Charts¶
Lets-Plot grammar¶
golit.charts re-exports the full Lets-Plot grammar of graphics — ggplot, aes, every geom_*, ggsize, labs, scales, and themes. Return a plot spec from a view and Golit renders it to static SVG. See the Lets-Plot reference for the grammar itself, and the Charts tutorial for usage.
Plotly, Altair, and Bokeh figures need no helper — return one from a view and Golit auto-detects and renders it as an interactive client-side chart.
chart_spec¶
The hot path for an interactive view that rebuilds its chart every interaction: hand
Golit the raw wire-format spec (a plain dict) instead of a figure object, skipping the
graph_objects build and to_json.

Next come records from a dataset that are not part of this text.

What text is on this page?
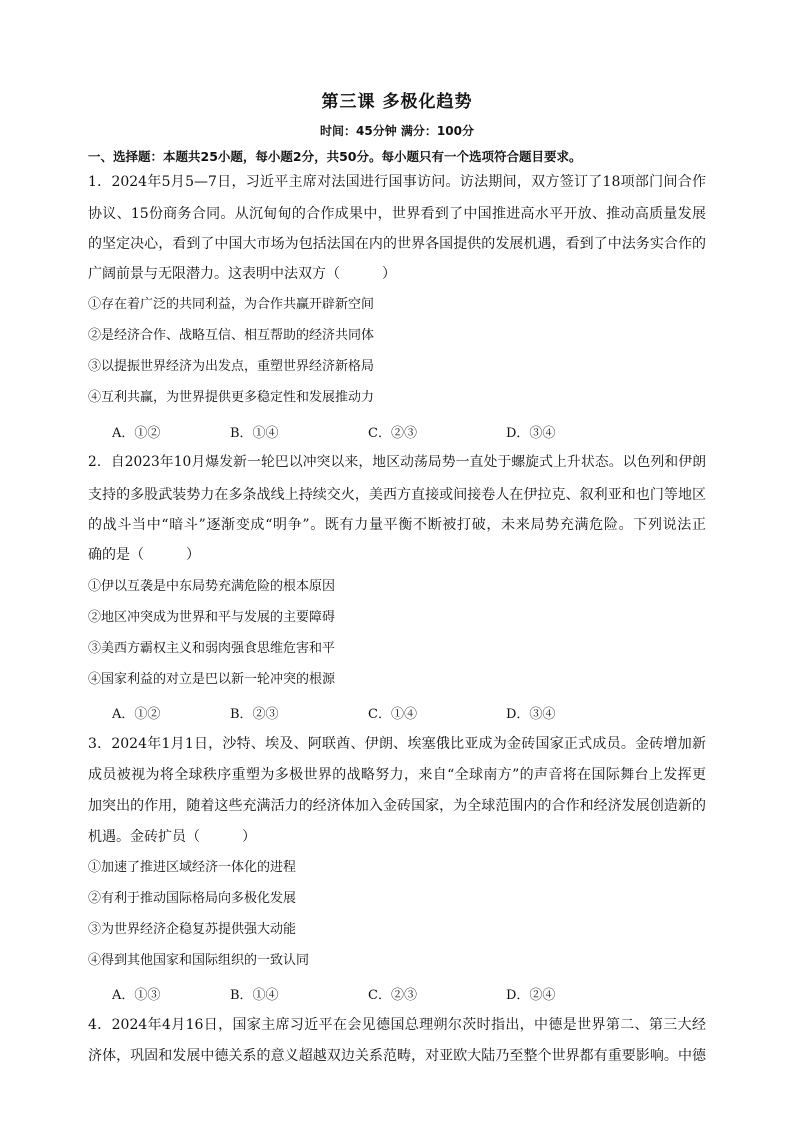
第三课 多极化趋势
时间：45分钟 满分：100分
一、选择题：本题共25小题，每小题2分，共50分。每小题只有一个选项符合题目要求。
1．2024年5月5—7日，习近平主席对法国进行国事访问。访法期间，双方签订了18项部门间合作
协议、15份商务合同。从沉甸甸的合作成果中，世界看到了中国推进高水平开放、推动高质量发展
的坚定决心，看到了中国大市场为包括法国在内的世界各国提供的发展机遇，看到了中法务实合作的
广阔前景与无限潜力。这表明中法双方（　　　）
①存在着广泛的共同利益，为合作共赢开辟新空间
②是经济合作、战略互信、相互帮助的经济共同体
③以提振世界经济为出发点，重塑世界经济新格局
④互利共赢，为世界提供更多稳定性和发展推动力
A．①②	B．①④	C．②③	D．③④
2．自2023年10月爆发新一轮巴以冲突以来，地区动荡局势一直处于螺旋式上升状态。以色列和伊朗
支持的多股武装势力在多条战线上持续交火，美西方直接或间接卷人在伊拉克、叙利亚和也门等地区
的战斗当中“暗斗”逐渐变成“明争”。既有力量平衡不断被打破，未来局势充满危险。下列说法正
确的是（　　　）
①伊以互袭是中东局势充满危险的根本原因
②地区冲突成为世界和平与发展的主要障碍
③美西方霸权主义和弱肉强食思维危害和平
④国家利益的对立是巴以新一轮冲突的根源
A．①②	B．②③	C．①④	D．③④
3．2024年1月1日，沙特、埃及、阿联酋、伊朗、埃塞俄比亚成为金砖国家正式成员。金砖增加新
成员被视为将全球秩序重塑为多极世界的战略努力，来自“全球南方”的声音将在国际舞台上发挥更
加突出的作用，随着这些充满活力的经济体加入金砖国家，为全球范围内的合作和经济发展创造新的
机遇。金砖扩员（　　　）
①加速了推进区域经济一体化的进程
②有利于推动国际格局向多极化发展
③为世界经济企稳复苏提供强大动能
④得到其他国家和国际组织的一致认同
A．①③	B．①④	C．②③	D．②④
4．2024年4月16日，国家主席习近平在会见德国总理朔尔茨时指出，中德是世界第二、第三大经
济体，巩固和发展中德关系的意义超越双边关系范畴，对亚欧大陆乃至整个世界都有重要影响。中德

See the Charts tutorial.
chart_spec
¶
Mount a chart from a raw spec already in the JS runtime's wire format — a
plain dict (or pre-serialized JSON string) — skipping the heavy Python figure
object.
Returning a plotly.graph_objects.Figure (or an Altair chart) is convenient, but
constructing and to_json-ing it costs hundreds of microseconds and ships
kilobytes of default template on every interaction — a tax a view that rebuilds
its chart each update pays in full. Handing Golit the spec directly is the same JSON
the runtime draws, far cheaper to produce and far smaller on the wire::
@app.view
def revenue(by_region: pl.DataFrame):
return chart_spec("plotly", {
"data": [{"type": "bar", "x": by_region["region"].to_list(),
"y": by_region["revenue"].to_list()}],
"layout": {"margin": {"t": 10}},
})
lib is any runtime the shell bootstrap knows (plotly, vega, bokeh,
anychart); the spec must be in that runtime's own format (e.g. a Plotly
{"data": [...], "layout": {...}}). version pins the runtime where it matters
(Bokeh). For the convenient path, just return the figure object — :func:try_interactive
serializes it; for the hot path, build the spec and use this.

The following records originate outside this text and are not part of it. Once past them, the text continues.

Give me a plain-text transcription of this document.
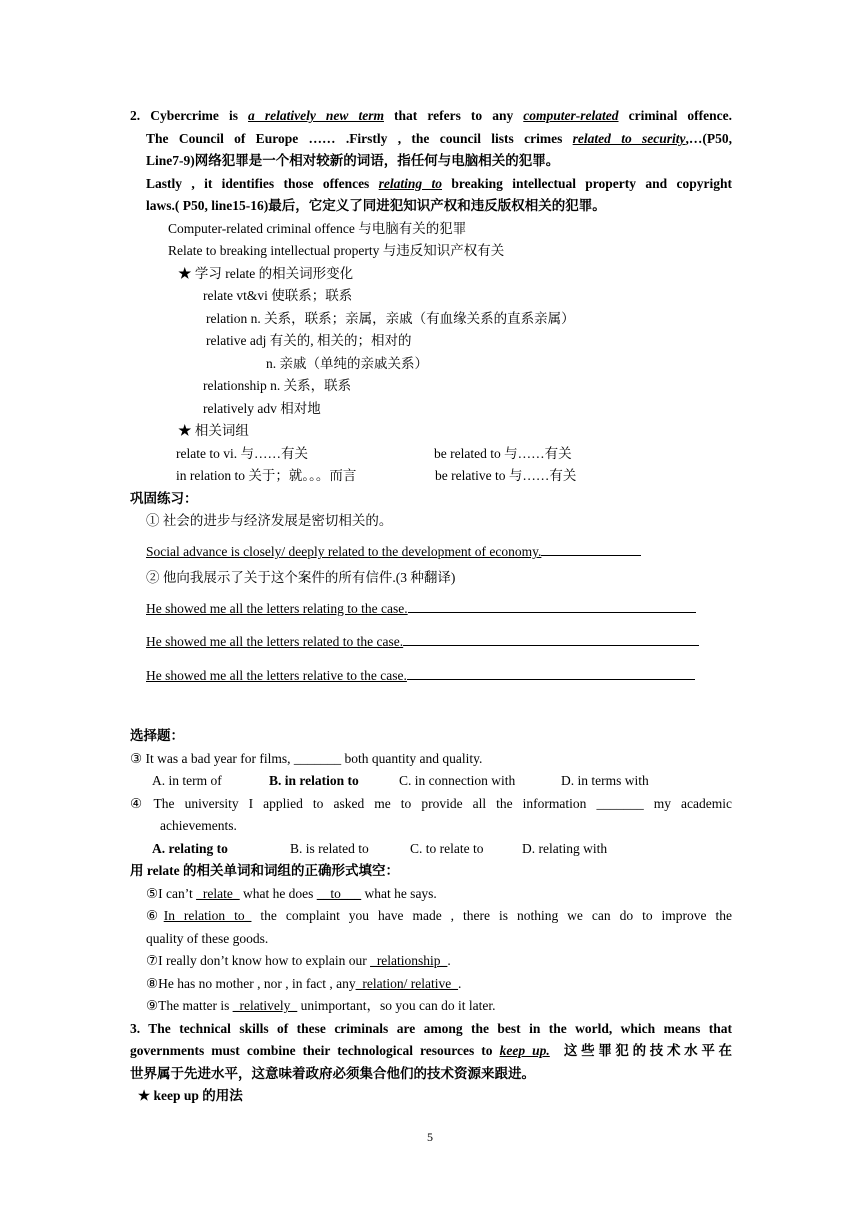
2. Cybercrime is a relatively new term that refers to any computer-related criminal offence.
The Council of Europe …… .Firstly , the council lists crimes related to security,…(P50,
Line7-9)网络犯罪是一个相对较新的词语，指任何与电脑相关的犯罪。
Lastly , it identifies those offences relating to breaking intellectual property and copyright
laws.( P50, line15-16)最后，它定义了同进犯知识产权和违反版权相关的犯罪。
Computer-related criminal offence 与电脑有关的犯罪
Relate to breaking intellectual property 与违反知识产权有关
★ 学习 relate 的相关词形变化
relate vt&vi 使联系；联系
relation n. 关系，联系；亲属，亲戚（有血缘关系的直系亲属）
relative adj 有关的, 相关的；相对的
n. 亲戚（单纯的亲戚关系）
relationship n. 关系，联系
relatively adv 相对地
★ 相关词组
relate to vi. 与……有关	be related to 与……有关
in relation to 关于；就。。。而言	be relative to 与……有关
巩固练习：
① 社会的进步与经济发展是密切相关的。
Social advance is closely/ deeply related to the development of economy.
② 他向我展示了关于这个案件的所有信件.(3 种翻译)
He showed me all the letters relating to the case.
He showed me all the letters related to the case.
He showed me all the letters relative to the case.
选择题：
③ It was a bad year for films, _______ both quantity and quality.
A. in term of	B. in relation to	C. in connection with	D. in terms with
④  The  university  I  applied  to  asked  me  to  provide  all  the  information  _______  my  academic
achievements.
A. relating to	B. is related to	C. to relate to	D. relating with
用 relate 的相关单词和词组的正确形式填空：
⑤I can’t _relate_ what he does __to___ what he says.
⑥In relation to_ the complaint you have made , there is nothing we can do to improve the
quality of these goods.
⑦I really don’t know how to explain our _relationship_.
⑧He has no mother , nor , in fact , any_relation/ relative_.
⑨The matter is _relatively_ unimportant，so you can do it later.
3. The technical skills of these criminals are among the best in the world, which means that
governments must combine their technological resources to keep up.  这些罪犯的技术水平在
世界属于先进水平，这意味着政府必须集合他们的技术资源来跟进。
★ keep up 的用法
5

Source code in python/golit/rendering/interactive.py
anychart¶
For AnyChart (which has no Python figure object), build a mount explicitly:
anychart
¶
anychart(
data: Any,
x: str | None = None,
y: str | None = None,
*,
kind: str = "column",
title: str | None = None,
) -> str
Build an AnyChart mount from a Polars DataFrame (x/y columns) or
a sequence of [label, value] rows.
@app.view
def revenue(by_region: pl.DataFrame):
return anychart(by_region, "region", "revenue", kind="column", title="Revenue")

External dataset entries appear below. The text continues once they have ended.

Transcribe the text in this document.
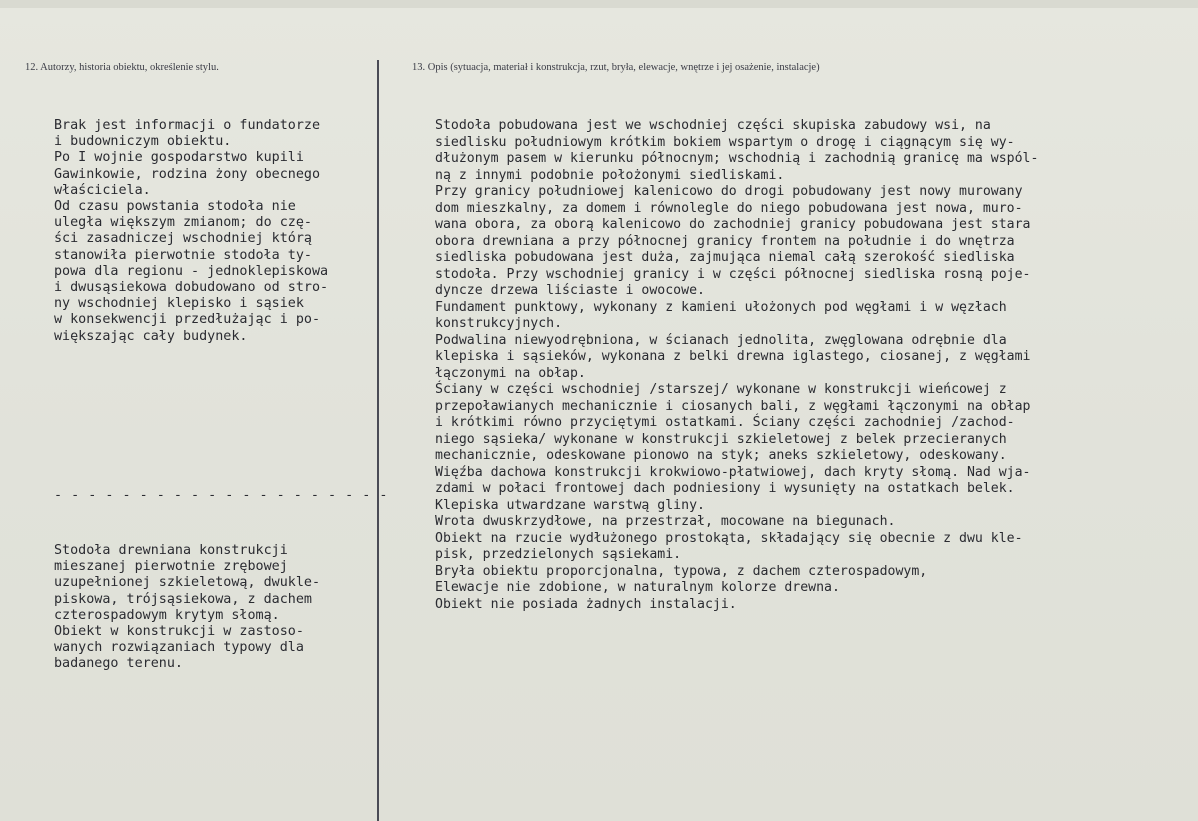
12. Autorzy, historia obiektu, określenie stylu.	13. Opis (sytuacja, materiał i konstrukcja, rzut, bryła, elewacje, wnętrze i jej osażenie, instalacje)
Brak jest informacji o fundatorze
i budowniczym obiektu.
Po I wojnie gospodarstwo kupili
Gawinkowie, rodzina żony obecnego
właściciela.
Od czasu powstania stodoła nie
uległa większym zmianom; do czę-
ści zasadniczej wschodniej którą
stanowiła pierwotnie stodoła ty-
powa dla regionu - jednoklepiskowa
i dwusąsiekowa dobudowano od stro-
ny wschodniej klepisko i sąsiek
w konsekwencji przedłużając i po-
większając cały budynek.
- - - - - - - - - - - - - - - - - - - -
Stodoła drewniana konstrukcji
mieszanej pierwotnie zrębowej
uzupełnionej szkieletową, dwukle-
piskowa, trójsąsiekowa, z dachem
czterospadowym krytym słomą.
Obiekt w konstrukcji w zastoso-
wanych rozwiązaniach typowy dla
badanego terenu.
Stodoła pobudowana jest we wschodniej części skupiska zabudowy wsi, na
siedlisku południowym krótkim bokiem wspartym o drogę i ciągnącym się wy-
dłużonym pasem w kierunku północnym; wschodnią i zachodnią granicę ma wspól-
ną z innymi podobnie położonymi siedliskami.
Przy granicy południowej kalenicowo do drogi pobudowany jest nowy murowany
dom mieszkalny, za domem i równolegle do niego pobudowana jest nowa, muro-
wana obora, za oborą kalenicowo do zachodniej granicy pobudowana jest stara
obora drewniana a przy północnej granicy frontem na południe i do wnętrza
siedliska pobudowana jest duża, zajmująca niemal całą szerokość siedliska
stodoła. Przy wschodniej granicy i w części północnej siedliska rosną poje-
dyncze drzewa liściaste i owocowe.
Fundament punktowy, wykonany z kamieni ułożonych pod węgłami i w węzłach
konstrukcyjnych.
Podwalina niewyodrębniona, w ścianach jednolita, zwęglowana odrębnie dla
klepiska i sąsieków, wykonana z belki drewna iglastego, ciosanej, z węgłami
łączonymi na obłap.
Ściany w części wschodniej /starszej/ wykonane w konstrukcji wieńcowej z
przepoławianych mechanicznie i ciosanych bali, z węgłami łączonymi na obłap
i krótkimi równo przyciętymi ostatkami. Ściany części zachodniej /zachod-
niego sąsieka/ wykonane w konstrukcji szkieletowej z belek przecieranych
mechanicznie, odeskowane pionowo na styk; aneks szkieletowy, odeskowany.
Więźba dachowa konstrukcji krokwiowo-płatwiowej, dach kryty słomą. Nad wja-
zdami w połaci frontowej dach podniesiony i wysunięty na ostatkach belek.
Klepiska utwardzane warstwą gliny.
Wrota dwuskrzydłowe, na przestrzał, mocowane na biegunach.
Obiekt na rzucie wydłużonego prostokąta, składający się obecnie z dwu kle-
pisk, przedzielonych sąsiekami.
Bryła obiektu proporcjonalna, typowa, z dachem czterospadowym,
Elewacje nie zdobione, w naturalnym kolorze drewna.
Obiekt nie posiada żadnych instalacji.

kind is any AnyChart constructor: column/bar/line/area/
spline/pie/donut.
Source code in python/golit/rendering/interactive.py
try_interactive¶
The detector used internally to turn a Plotly/Altair/Bokeh figure into a chart mount. Returns the mount HTML, or None if the value isn't a recognized figure.
try_interactive
¶
Render a Plotly/Altair/Bokeh figure to a mount fragment, else None.
Detection is by the value's defining module, so the framework never imports these libraries itself — only Bokeh's serializer is imported, and only when a Bokeh figure actually shows up (so it's necessarily installed).